The Bucks County Firefighter and EMS Memorial Honor Guard enlisted the help of the Society of the Honor Guard of the Tomb of the Unknown Soldier to pay respects to Donald. The group sponsors, among other things, memorial services at the gravesites of veterans who may not have been honored in death. Donald was on their list, but there was one problem—they couldn’t get in contact with his family.
“I tried and left a message, but for all they knew, I was nuts,” said Kevin Donovan, a sentinel who served from 1981 to 1984. “You don’t know what the family situation is like. They could’ve not wanted to be involved. Out of respect, I didn’t want to pester them.”
So they went ahead and scheduled the ceremony for Dec. 23, three days before the anniversary of Donald’s death—the group tries to hold ceremonies as close to the date of death as possible. The group of uniformed honor guard members and four sentinels—Pasquale Varillo, the second-oldest living sentinel; Irvin Emerson, Lonny LeGrand and Donovan—gathered at Our Lady of Lourdes, equipped with a wreath, roses and “Taps” player. A steady rain fell as a couple already in the cemetery approached them and inquired about the ceremony.
“Do you mean Donald Kraft?” one of them asked. It turns out the man was the godfather of Anne and Donald’s grandson, Anthony. The honor guard and sentinels held off on starting the ceremony until the family showed up.
“It’s not a small family cemetery,” Donovan said. “It’s surreal that someone there would know him. It was an amazing day.”
Twenty minutes later, after a series of phone calls, carloads of Kraft family members pulled up. It was an emotional experience for everyone there that day. Each family member was given a long-stemmed rose to place on Donald’s grave, and Anne said it was a pleasure to meet the other sentinels, especially Varillo.
“It was a crappy day, pouring rain, but everyone was all smiles,” said Dave Hathaway, of the Bucks County group. “It was neat for [Anne] that he was acknowledged. Hopefully that provided some closure. It’s important for family members to have their loved ones recognized.”
Anne called the day a miracle—that Donald was honored, the timing of the cemetery visit, the fact that she was able to gather so many of her family members to see the ceremony on such short notice. The best part for her, though, was seeing Donald recognized 50 years after he stood guard and nearly 30 years after he died.
“I couldn’t stop crying, and I’m not a crier,” she said. “Everybody was slopping around. To see them just stand there with rain falling on their faces, they don’t move. I saw my family lose it when they were playing ‘Taps,’ when each of the sentinels went up and saluted him.”
It’s all part of the job, Donovan said, a job that he feels honored to do.

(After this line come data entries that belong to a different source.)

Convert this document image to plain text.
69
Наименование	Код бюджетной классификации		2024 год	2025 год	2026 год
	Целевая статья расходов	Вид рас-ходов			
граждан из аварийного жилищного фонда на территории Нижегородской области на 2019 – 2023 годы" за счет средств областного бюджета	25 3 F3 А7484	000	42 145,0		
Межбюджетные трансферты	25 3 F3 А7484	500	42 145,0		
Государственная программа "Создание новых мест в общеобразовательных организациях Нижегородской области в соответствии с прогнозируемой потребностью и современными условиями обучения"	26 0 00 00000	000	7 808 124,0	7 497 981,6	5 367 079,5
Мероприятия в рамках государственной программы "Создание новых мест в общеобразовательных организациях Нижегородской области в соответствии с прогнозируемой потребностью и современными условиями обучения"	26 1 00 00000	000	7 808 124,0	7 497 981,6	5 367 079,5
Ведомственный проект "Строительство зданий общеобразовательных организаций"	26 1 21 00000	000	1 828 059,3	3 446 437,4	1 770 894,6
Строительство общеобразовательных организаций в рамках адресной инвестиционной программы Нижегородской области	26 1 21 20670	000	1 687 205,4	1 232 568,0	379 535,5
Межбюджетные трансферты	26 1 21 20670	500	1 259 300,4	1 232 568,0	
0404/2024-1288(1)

“It’s like a stamp of acceptance,” Donovan said. “It’s a sign of brotherhood. It was a great feeling to give Mrs. Kraft and her family that validity, to let them know that he was accepted, that we welcomed him. I take this role in honoring those before me seriously. It’s a feeling of gratitude and humility. When I have the opportunity to honor a family, it’s an amazing day.”
And that, after all, was what Anne wanted, in the end: acceptance and acknowledgment.
“It takes your breath away,” she said. “And those guys wanted nothing—no donation, no affirmation. The time and effort they put into this—they didn’t know me. They didn’t know him. To do all that? It was a very nice day.”